Another oddity is the following number, in which Bobby Van, having just received some excellent news, gleefully hops across Metro’s backlot Connecticut village in three or four very long takes. Along the way, he’s a public nuisance: he forces his attentions on nearly everyone who crosses his path, shakes maracas at a baby in a pram, rattles a parrot’s cage, upsets a horse, robs a fruiterer, sets loose a pack of strays from the dogcatcher’s paddy wagon, etc. The townspeople seem to think he’s adorable, so it’s easy to find his misdemeanors charming and commendable — but it’s awfully strange to see such wanton outlawry being winked at in Old Man Mayer’s law-abiding backlot. Pay close attention to the little dog in the final seconds — at approximately 2:53. On cue, he jerks himself up onto his hind legs, then skips unsteadily across the street with Bobby, but loses his balance short of the opposite curb and lands on his fore-paws. When he rises up again, he strains to catch up to the action, executes a sweet little hop over the curb, only to fall down on all fours again . . . then turns miserably in the wrong direction, his back to the camera, tail wagging like mad and scampers awkwardly out of frame — no doubt toward his irate master, who you just know is waiting for him round the corner, brandishing a rolled-up newspaper.
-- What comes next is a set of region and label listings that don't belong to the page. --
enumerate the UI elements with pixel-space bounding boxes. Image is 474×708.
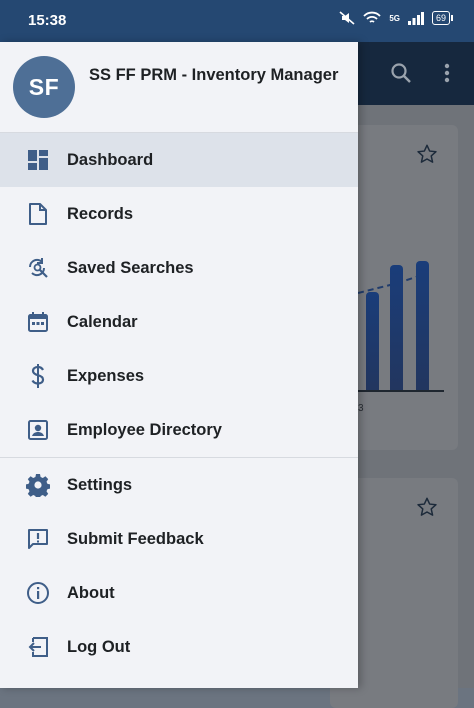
menu-item-records[interactable]: Records: [0, 187, 358, 241]
menu-item-label: Dashboard: [67, 150, 154, 169]
menu-item-label: Settings: [67, 475, 133, 494]
status-time: 15:38: [28, 12, 67, 29]
dashboard-icon: [26, 148, 50, 172]
menu-item-submit-feedback[interactable]: Submit Feedback: [0, 512, 358, 566]
network-type: 5G: [389, 13, 400, 23]
feedback-icon: [26, 527, 50, 551]
info-icon: [26, 581, 50, 605]
battery-level: 69: [435, 13, 446, 23]
mute-icon: [339, 11, 355, 25]
secondary-menu: Settings Submit Feedback About Log Out: [0, 458, 358, 674]
calendar-icon: [26, 310, 50, 334]
gear-icon: [26, 473, 50, 497]
status-bar: 15:38 5G 69: [0, 0, 474, 42]
menu-item-employee-directory[interactable]: Employee Directory: [0, 403, 358, 457]
wifi-icon: [363, 11, 381, 25]
menu-item-label: Records: [67, 204, 134, 223]
logout-icon: [26, 635, 50, 659]
drawer-header: SF SS FF PRM - Inventory Manager: [0, 42, 358, 133]
avatar-initials: SF: [28, 73, 60, 100]
menu-item-label: Expenses: [67, 366, 145, 385]
status-icons: 5G 69: [339, 11, 454, 25]
contact-card-icon: [26, 418, 50, 442]
menu-item-expenses[interactable]: Expenses: [0, 349, 358, 403]
navigation-drawer: SF SS FF PRM - Inventory Manager Dashboa…: [0, 42, 358, 688]
menu-item-label: Submit Feedback: [67, 529, 204, 548]
dollar-icon: [26, 364, 50, 388]
menu-item-calendar[interactable]: Calendar: [0, 295, 358, 349]
menu-item-dashboard[interactable]: Dashboard: [0, 133, 358, 187]
menu-item-label: Calendar: [67, 312, 138, 331]
menu-item-label: About: [67, 583, 115, 602]
account-name: SS FF PRM - Inventory Manager: [89, 66, 339, 84]
battery-icon: 69: [431, 11, 454, 25]
avatar: SF: [13, 56, 75, 118]
document-icon: [26, 202, 50, 226]
menu-item-label: Saved Searches: [67, 258, 194, 277]
primary-menu: Dashboard Records Saved Searches Calenda…: [0, 133, 358, 457]
menu-item-log-out[interactable]: Log Out: [0, 620, 358, 674]
menu-item-label: Employee Directory: [67, 420, 222, 439]
saved-search-icon: [26, 256, 50, 280]
menu-item-about[interactable]: About: [0, 566, 358, 620]
signal-icon: [407, 11, 424, 25]
menu-item-label: Log Out: [67, 637, 131, 656]
menu-item-settings[interactable]: Settings: [0, 458, 358, 512]
menu-item-saved-searches[interactable]: Saved Searches: [0, 241, 358, 295]
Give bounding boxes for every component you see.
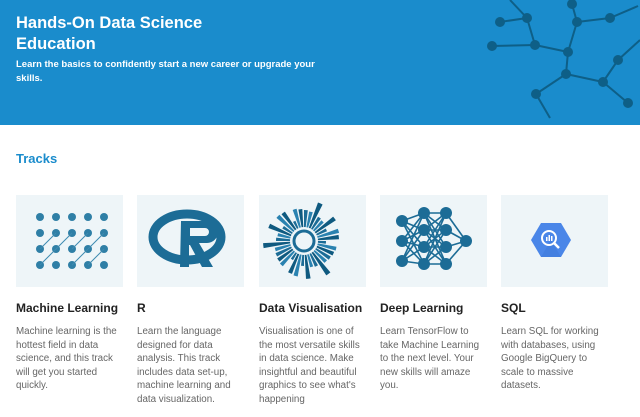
track-description: Machine learning is the hottest field in… bbox=[16, 326, 117, 391]
track-description: Learn SQL for working with databases, us… bbox=[501, 326, 599, 391]
track-card-data-visualisation[interactable]: Data Visualisation Visualisation is one … bbox=[259, 195, 367, 406]
track-description: Learn the language designed for data ana… bbox=[137, 326, 231, 405]
track-description: Visualisation is one of the most versati… bbox=[259, 326, 360, 405]
hero-title: Hands-On Data Science Education bbox=[16, 14, 203, 53]
track-card-deep-learning[interactable]: Deep Learning Learn TensorFlow to take M… bbox=[380, 195, 488, 393]
track-card-r[interactable]: R Learn the language designed for data a… bbox=[137, 195, 245, 406]
track-image[interactable] bbox=[137, 195, 244, 287]
bigquery-icon bbox=[531, 223, 571, 257]
track-title[interactable]: Machine Learning bbox=[16, 302, 124, 315]
neural-network-icon bbox=[396, 207, 472, 270]
track-title[interactable]: Deep Learning bbox=[380, 302, 488, 315]
track-image[interactable] bbox=[501, 195, 608, 287]
machine-learning-dots-icon bbox=[36, 213, 108, 269]
radial-chart-icon bbox=[263, 202, 340, 279]
track-description: Learn TensorFlow to take Machine Learnin… bbox=[380, 326, 480, 391]
section-title: Tracks bbox=[16, 151, 58, 166]
network-graph-icon bbox=[487, 0, 640, 119]
hero-banner: Hands-On Data Science Education Learn th… bbox=[0, 0, 640, 125]
hero-subtitle: Learn the basics to confidently start a … bbox=[16, 59, 315, 84]
track-image[interactable] bbox=[380, 195, 487, 287]
track-title[interactable]: Data Visualisation bbox=[259, 302, 367, 315]
track-title[interactable]: SQL bbox=[501, 302, 609, 315]
track-card-sql[interactable]: SQL Learn SQL for working with databases… bbox=[501, 195, 609, 393]
track-image[interactable] bbox=[259, 195, 366, 287]
track-image[interactable] bbox=[16, 195, 123, 287]
r-logo-icon bbox=[148, 209, 226, 267]
track-card-machine-learning[interactable]: Machine Learning Machine learning is the… bbox=[16, 195, 124, 393]
track-title[interactable]: R bbox=[137, 302, 245, 315]
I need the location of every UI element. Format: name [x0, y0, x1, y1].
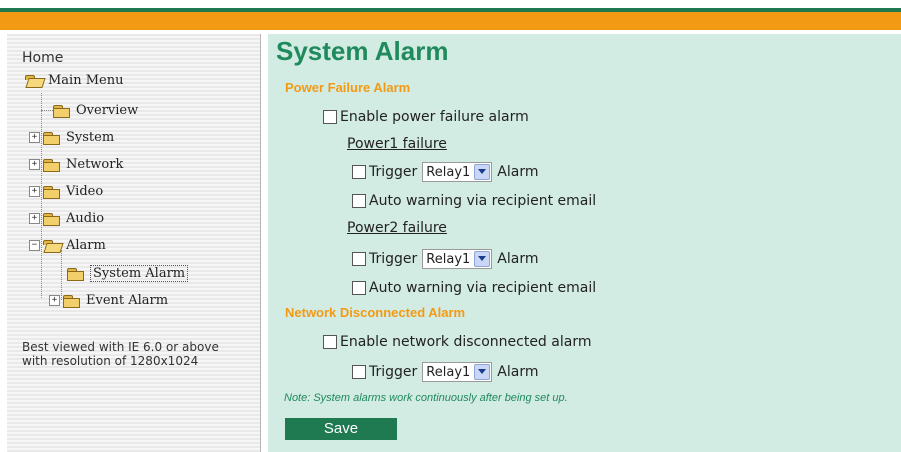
checkbox-label: Auto warning via recipient email	[369, 280, 597, 296]
tree-label: Audio	[66, 211, 105, 226]
power2-heading-row: Power2 failure	[347, 220, 447, 236]
note-text: Note: System alarms work continuously af…	[284, 392, 568, 404]
power1-trigger-row: Trigger Relay1 Alarm	[352, 162, 539, 182]
page-title: System Alarm	[276, 36, 449, 66]
trigger-label: Trigger	[369, 364, 418, 380]
power2-trigger-checkbox[interactable]	[352, 252, 366, 266]
content-area	[268, 34, 901, 452]
tree-item-network[interactable]: + Network	[29, 157, 123, 172]
expand-icon[interactable]: +	[29, 186, 40, 197]
tree-label: Network	[66, 157, 124, 172]
checkbox-label: Enable network disconnected alarm	[340, 334, 592, 350]
network-disconnected-heading: Network Disconnected Alarm	[285, 305, 466, 320]
trigger-label: Trigger	[369, 251, 418, 267]
expand-icon[interactable]: +	[29, 213, 40, 224]
trigger-label: Trigger	[369, 164, 418, 180]
chevron-down-icon[interactable]	[474, 164, 491, 180]
tree-label-selected: System Alarm	[90, 265, 189, 282]
folder-icon	[53, 104, 70, 118]
tree-item-audio[interactable]: + Audio	[29, 211, 104, 226]
chevron-down-icon[interactable]	[474, 251, 491, 267]
enable-power-failure-row: Enable power failure alarm	[323, 109, 529, 125]
browser-recommendation: Best viewed with IE 6.0 or above with re…	[22, 340, 219, 368]
alarm-label: Alarm	[497, 164, 539, 180]
enable-power-failure-checkbox[interactable]	[323, 110, 337, 124]
tree-item-alarm[interactable]: − Alarm	[29, 238, 106, 253]
power1-trigger-checkbox[interactable]	[352, 165, 366, 179]
top-banner	[0, 0, 901, 34]
folder-icon	[63, 294, 80, 308]
folder-icon	[43, 185, 60, 199]
power1-failure-heading: Power1 failure	[347, 136, 447, 152]
tree-label: Event Alarm	[86, 293, 169, 308]
tree-label: Video	[66, 184, 104, 199]
home-link[interactable]: Home	[22, 50, 63, 66]
checkbox-label: Auto warning via recipient email	[369, 193, 597, 209]
network-trigger-row: Trigger Relay1 Alarm	[352, 362, 539, 382]
folder-icon	[43, 212, 60, 226]
power1-relay-select[interactable]: Relay1	[422, 162, 493, 182]
folder-icon	[67, 267, 84, 281]
expand-icon[interactable]: +	[29, 159, 40, 170]
save-button[interactable]: Save	[285, 418, 397, 440]
folder-icon	[43, 158, 60, 172]
folder-icon	[43, 131, 60, 145]
alarm-label: Alarm	[497, 364, 539, 380]
tree-item-system[interactable]: + System	[29, 130, 114, 145]
tree-label: System	[66, 130, 115, 145]
tree-label: Overview	[76, 103, 139, 118]
power2-trigger-row: Trigger Relay1 Alarm	[352, 249, 539, 269]
tree-item-overview[interactable]: Overview	[53, 103, 138, 118]
tree-label: Main Menu	[48, 73, 124, 88]
expand-icon[interactable]: +	[29, 132, 40, 143]
banner-orange-stripe	[0, 12, 901, 30]
select-value: Relay1	[426, 251, 471, 267]
network-relay-select[interactable]: Relay1	[422, 362, 493, 382]
power-failure-heading: Power Failure Alarm	[285, 80, 411, 95]
power1-auto-warning-row: Auto warning via recipient email	[352, 193, 596, 209]
alarm-label: Alarm	[497, 251, 539, 267]
open-folder-icon	[43, 239, 60, 252]
collapse-icon[interactable]: −	[29, 240, 40, 251]
enable-network-row: Enable network disconnected alarm	[323, 334, 591, 350]
power1-auto-warning-checkbox[interactable]	[352, 194, 366, 208]
select-value: Relay1	[426, 164, 471, 180]
power2-auto-warning-row: Auto warning via recipient email	[352, 280, 596, 296]
tree-item-video[interactable]: + Video	[29, 184, 103, 199]
select-value: Relay1	[426, 364, 471, 380]
power2-relay-select[interactable]: Relay1	[422, 249, 493, 269]
expand-icon[interactable]: +	[49, 295, 60, 306]
open-folder-icon	[25, 74, 42, 87]
network-trigger-checkbox[interactable]	[352, 365, 366, 379]
power2-failure-heading: Power2 failure	[347, 220, 447, 236]
tree-item-system-alarm[interactable]: System Alarm	[67, 265, 189, 282]
tree-main-menu[interactable]: Main Menu	[25, 73, 123, 88]
checkbox-label: Enable power failure alarm	[340, 109, 529, 125]
enable-network-checkbox[interactable]	[323, 335, 337, 349]
power2-auto-warning-checkbox[interactable]	[352, 281, 366, 295]
chevron-down-icon[interactable]	[474, 364, 491, 380]
tree-label: Alarm	[66, 238, 106, 253]
power1-heading-row: Power1 failure	[347, 136, 447, 152]
tree-item-event-alarm[interactable]: + Event Alarm	[49, 293, 168, 308]
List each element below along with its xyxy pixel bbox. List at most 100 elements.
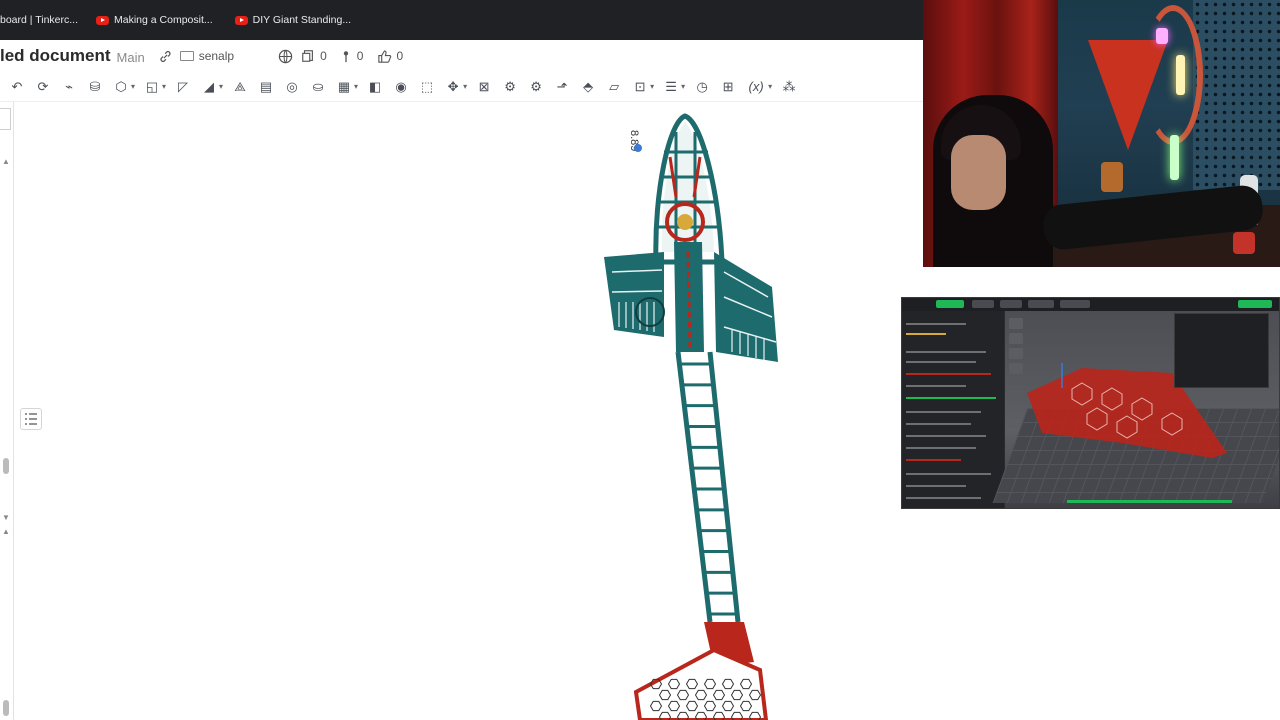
rib-icon[interactable]: ⟁ bbox=[231, 78, 249, 96]
document-title[interactable]: led document bbox=[0, 46, 111, 66]
link-icon bbox=[160, 50, 171, 62]
feature-toolbar: ↶ ⟳ ⌁ ⛁ ⬡ ▾ ◱ ▾ ◸ ◢ ▾ ⟁ ▤ ◎ ⛀ ▦ ▾ ◧ ◉ ⬚ ✥ ▾ ⊠… bbox=[0, 72, 925, 102]
configurations-icon[interactable]: ⁂ bbox=[780, 78, 798, 96]
slicer-overlay bbox=[901, 297, 1280, 509]
scrollbar-thumb[interactable] bbox=[3, 458, 9, 474]
scroll-up-icon[interactable]: ▲ bbox=[2, 527, 10, 536]
copies-count[interactable]: 0 bbox=[301, 49, 327, 63]
slicer-tab bbox=[1000, 300, 1022, 308]
folder-icon bbox=[179, 51, 194, 61]
copy-icon bbox=[302, 50, 314, 62]
mug bbox=[1233, 232, 1255, 254]
mirror-icon[interactable]: ◧ bbox=[366, 78, 384, 96]
scroll-up-icon[interactable]: ▲ bbox=[2, 157, 10, 166]
globe-icon bbox=[278, 49, 293, 63]
public-globe[interactable] bbox=[278, 49, 293, 64]
pins-count[interactable]: 0 bbox=[341, 49, 364, 63]
move-face-icon[interactable]: ⚙ bbox=[527, 78, 545, 96]
chevron-down-icon[interactable]: ▾ bbox=[463, 82, 467, 91]
likes-count[interactable]: 0 bbox=[377, 49, 403, 64]
slicer-tab-prepare bbox=[936, 300, 964, 308]
plane-icon[interactable]: ▱ bbox=[605, 78, 623, 96]
slicer-tab bbox=[1060, 300, 1090, 308]
pattern-icon[interactable]: ▦ bbox=[335, 78, 353, 96]
youtube-icon bbox=[96, 15, 110, 25]
history-icon[interactable]: ◷ bbox=[693, 78, 711, 96]
pin-icon bbox=[343, 51, 348, 63]
mate-connector-icon[interactable]: ⊡ bbox=[631, 78, 649, 96]
bookmark-label: DIY Giant Standing... bbox=[252, 14, 352, 26]
red-cone-sculpture bbox=[1088, 40, 1168, 150]
feature-list-tab[interactable] bbox=[0, 108, 11, 130]
section-view-icon[interactable]: ☰ bbox=[662, 78, 680, 96]
dimension-point[interactable] bbox=[634, 144, 642, 152]
transform-icon[interactable]: ✥ bbox=[444, 78, 462, 96]
variable-icon[interactable]: (x) bbox=[745, 78, 767, 96]
slicer-tab bbox=[1028, 300, 1054, 308]
split-icon[interactable]: ⬚ bbox=[418, 78, 436, 96]
offset-surface-icon[interactable]: ⬘ bbox=[579, 78, 597, 96]
ladder-right-rail bbox=[707, 351, 741, 623]
pegboard bbox=[1193, 0, 1280, 190]
bookmark-making-composite[interactable]: Making a Composit... bbox=[96, 14, 213, 26]
jar bbox=[1101, 162, 1123, 192]
chevron-down-icon[interactable]: ▾ bbox=[131, 82, 135, 91]
regenerate-icon[interactable]: ⟳ bbox=[34, 78, 52, 96]
slicer-settings-panel bbox=[902, 311, 1004, 508]
branch-label[interactable]: Main bbox=[117, 50, 145, 65]
face bbox=[951, 135, 1006, 210]
slicer-slice-button bbox=[1238, 300, 1272, 308]
enclose-icon[interactable]: ◎ bbox=[283, 78, 301, 96]
measure-icon[interactable]: ⊞ bbox=[719, 78, 737, 96]
delete-part-icon[interactable]: ⊠ bbox=[475, 78, 493, 96]
bookmark-label: board | Tinkerc... bbox=[0, 14, 79, 26]
yellow-light bbox=[1176, 55, 1185, 95]
fillet-icon[interactable]: ◱ bbox=[143, 78, 161, 96]
boolean-icon[interactable]: ◉ bbox=[392, 78, 410, 96]
green-light bbox=[1170, 135, 1179, 180]
right-wing bbox=[714, 252, 778, 362]
copies-value: 0 bbox=[320, 49, 327, 63]
undo-icon[interactable]: ↶ bbox=[8, 78, 26, 96]
ladder-left-rail bbox=[675, 351, 713, 623]
3d-viewport[interactable]: 8.89 bbox=[14, 102, 925, 720]
bookmark-tinkercad[interactable]: board | Tinkerc... bbox=[0, 14, 78, 26]
slicer-object-panel bbox=[1174, 313, 1269, 388]
bookmark-diy-giant[interactable]: DIY Giant Standing... bbox=[234, 14, 352, 26]
webcam-overlay bbox=[923, 0, 1280, 267]
feature-list-collapsed[interactable] bbox=[0, 102, 14, 720]
sweep-icon[interactable]: ⌁ bbox=[60, 78, 78, 96]
chevron-down-icon[interactable]: ▾ bbox=[768, 82, 772, 91]
thicken-icon[interactable]: ▤ bbox=[257, 78, 275, 96]
slicer-progress-bar bbox=[1067, 500, 1232, 503]
slicer-tab bbox=[972, 300, 994, 308]
bookmark-label: Making a Composit... bbox=[114, 14, 213, 26]
pins-value: 0 bbox=[356, 49, 364, 63]
youtube-icon bbox=[234, 15, 248, 25]
draft-icon[interactable]: ◢ bbox=[200, 78, 218, 96]
chamfer-icon[interactable]: ◸ bbox=[174, 78, 192, 96]
pink-light bbox=[1156, 28, 1168, 44]
chevron-down-icon[interactable]: ▾ bbox=[162, 82, 166, 91]
cylinder-icon[interactable]: ⛀ bbox=[309, 78, 327, 96]
chevron-down-icon[interactable]: ▾ bbox=[681, 82, 685, 91]
thumbs-up-icon bbox=[378, 49, 392, 63]
shell-icon[interactable]: ⬡ bbox=[112, 78, 130, 96]
model-render: 8.89 bbox=[604, 113, 778, 720]
document-header: led document Main senalp 0 0 0 bbox=[0, 40, 925, 72]
modify-fillet-icon[interactable]: ⚙ bbox=[501, 78, 519, 96]
scroll-down-icon[interactable]: ▼ bbox=[2, 513, 10, 522]
scrollbar-thumb[interactable] bbox=[3, 700, 9, 716]
owner-label: senalp bbox=[198, 49, 235, 63]
chevron-down-icon[interactable]: ▾ bbox=[219, 82, 223, 91]
chevron-down-icon[interactable]: ▾ bbox=[650, 82, 654, 91]
owner-folder[interactable]: senalp bbox=[179, 49, 235, 63]
likes-value: 0 bbox=[396, 49, 404, 63]
replace-face-icon[interactable]: ⬏ bbox=[553, 78, 571, 96]
screen: board | Tinkerc... Making a Composit... … bbox=[0, 0, 1280, 720]
loft-icon[interactable]: ⛁ bbox=[86, 78, 104, 96]
ladder-rungs bbox=[679, 362, 738, 616]
slicer-topbar bbox=[902, 298, 1279, 311]
link-button[interactable] bbox=[159, 50, 172, 63]
chevron-down-icon[interactable]: ▾ bbox=[354, 82, 358, 91]
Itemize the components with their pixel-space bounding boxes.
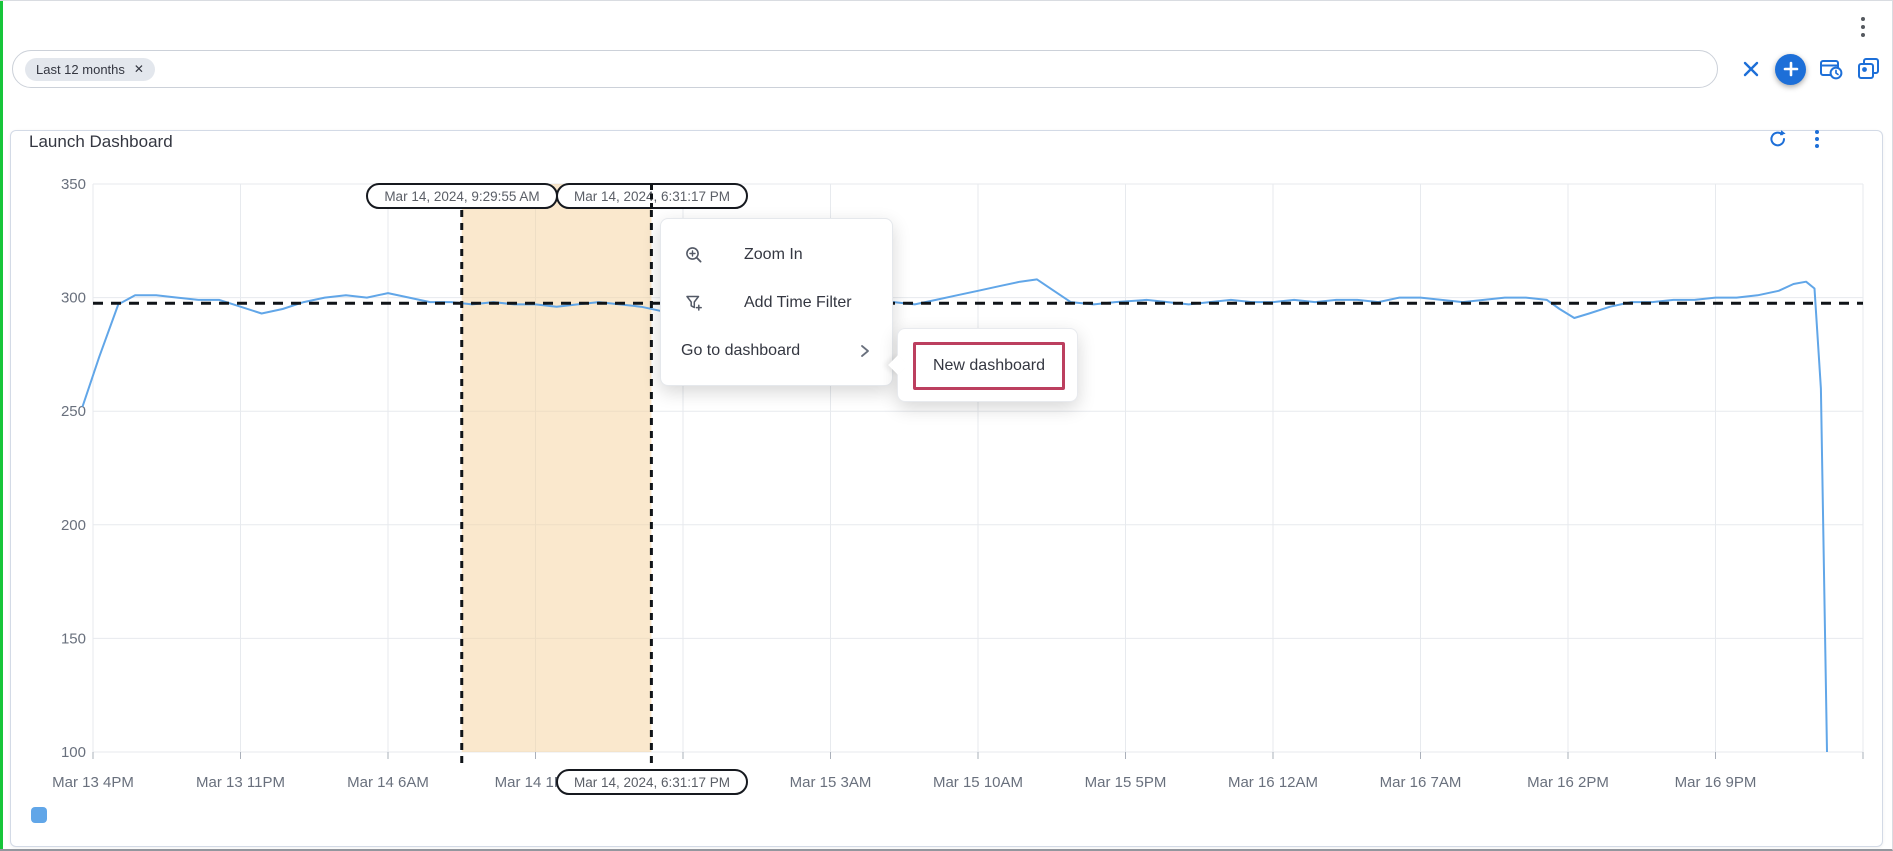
y-tick-label: 100 [61,744,86,761]
x-tick-label: Mar 13 11PM [196,774,285,791]
brush-selection-region[interactable] [462,184,652,752]
panel-title: Launch Dashboard [29,132,173,152]
screen: Last 12 months ✕ Launch Da [0,0,1893,851]
selection-end-pill-bottom: Mar 14, 2024, 6:31:17 PM [556,769,748,795]
selection-start-pill: Mar 14, 2024, 9:29:55 AM [366,183,558,209]
x-tick-label: Mar 16 9PM [1675,774,1757,791]
filter-add-icon [685,294,703,312]
y-tick-label: 350 [61,176,86,193]
y-tick-label: 200 [61,517,86,534]
menu-item-zoom-in[interactable]: Zoom In [661,231,892,279]
x-tick-label: Mar 16 2PM [1527,774,1609,791]
menu-item-label: Zoom In [744,246,803,264]
menu-item-add-time-filter[interactable]: Add Time Filter [661,279,892,327]
x-tick-label: Mar 13 4PM [52,774,134,791]
refresh-icon[interactable] [1768,129,1788,149]
go-to-dashboard-submenu: New dashboard [897,328,1078,402]
x-tick-label: Mar 14 6AM [347,774,429,791]
x-tick-label: Mar 15 3AM [790,774,872,791]
zoom-in-icon [685,246,703,264]
y-tick-label: 300 [61,290,86,307]
menu-item-go-to-dashboard[interactable]: Go to dashboard [661,327,892,375]
submenu-item-new-dashboard[interactable]: New dashboard [913,342,1065,390]
left-edge-highlight [0,1,3,851]
y-tick-label: 150 [61,630,86,647]
x-tick-label: Mar 16 7AM [1380,774,1462,791]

It’s terribly poignant, the way his tail curls down, still wagging, just as he totters off to his doom — I’ve been laughing about it for years. See for yourself.
Take Me to Broadway
Yet there’s an even weirder number that made its way into the picture. First, you must understand that the small town where the action takes place is the Whitest place on the planet. It’s the coyest, whitest, most virginal little hick-town ever to be incorporated on the lily-white backlot of MGM. Yet smack in the center of the story, a judge’s daughter (Jane Powell), in cahoots with the local turnkey (Connecticut Yankee Chill Wills), lets a man (handsome eunuch Farley Granger) out of jail and accompanies him to an after-hours nightclub where Nat “King” Cole sings this sultry song. The following day, she stays in her pink bedroom in her pink flannel nightie and listens to the song on her nightstand radio. All by itself, this song doesn’t seem as weird as it does in the context of this parallel Whites Only Universe of MGM Small Town America. What is the blackest man in America doing in the whitest girl in America’s bedroom on the backlot of All-White Metro? The only thing lost out of context is its weirdness. But in or out of context, Nat “King” Cole is fantastic.
My Flaming Heart
And here’s another Bobby Van number. I make no claim that it’s great, only that the energy and pizzazz are remarkable. André Previn conducts, and the Metro orchestra is on fire. And even if there were not all that great hoofing to make it memorable (the first time I saw it on TCM, I couldn’t get over it), there is Bobby Van’s awesome wasabi-colored jacket, which is the greatest sports jacket I’ve ever seen. I also get a kick out of the girl at the beginning who sings/croaks “We wonder how we ever let the fella get away” . . .
Fine Fine Fine
The Judy Garland Show
This one is cheating a bit, since this song isn’t from a movie, but “The Judy Garland Show,” which was usually quite terrible. This episode, in particular, was atrocious — Steve Allen did nearly ten minutes about his new musical concerning the life of Sophie Tucker (the show ran exactly eight performances — April 15, 1963 – April 20, 1963: good riddance to bad rubbish); Mel Tormé, in a tuxedo with ruffled shirt and high-water slacks, sang the Ray Charles’ hit, “I’m Comin’ Home,” on a set filled with white motorcycles; female dancers vogued about him in elaborate hairdos and white gowns, while he was all finger-poppin’ and “with it” — perhaps the funniest (unintentionally) number of all time. (You can find it for yourself on YouTube; I won’t have it here: to quote the aggrieved elevator-man, Clancy, from Cheever’s “Clancy in the Tower of Babel”: “I’m not taking that up in my car!”) Then at the end of the show, Judy Garland belted out this song by corny old Vincent Youmans, and it’s unforgettable. It always makes my hair stand on end, no matter how often I hear it. Every single atom of her is committed to the material. It has been said that “Through the Years” was her favorite song. And why not?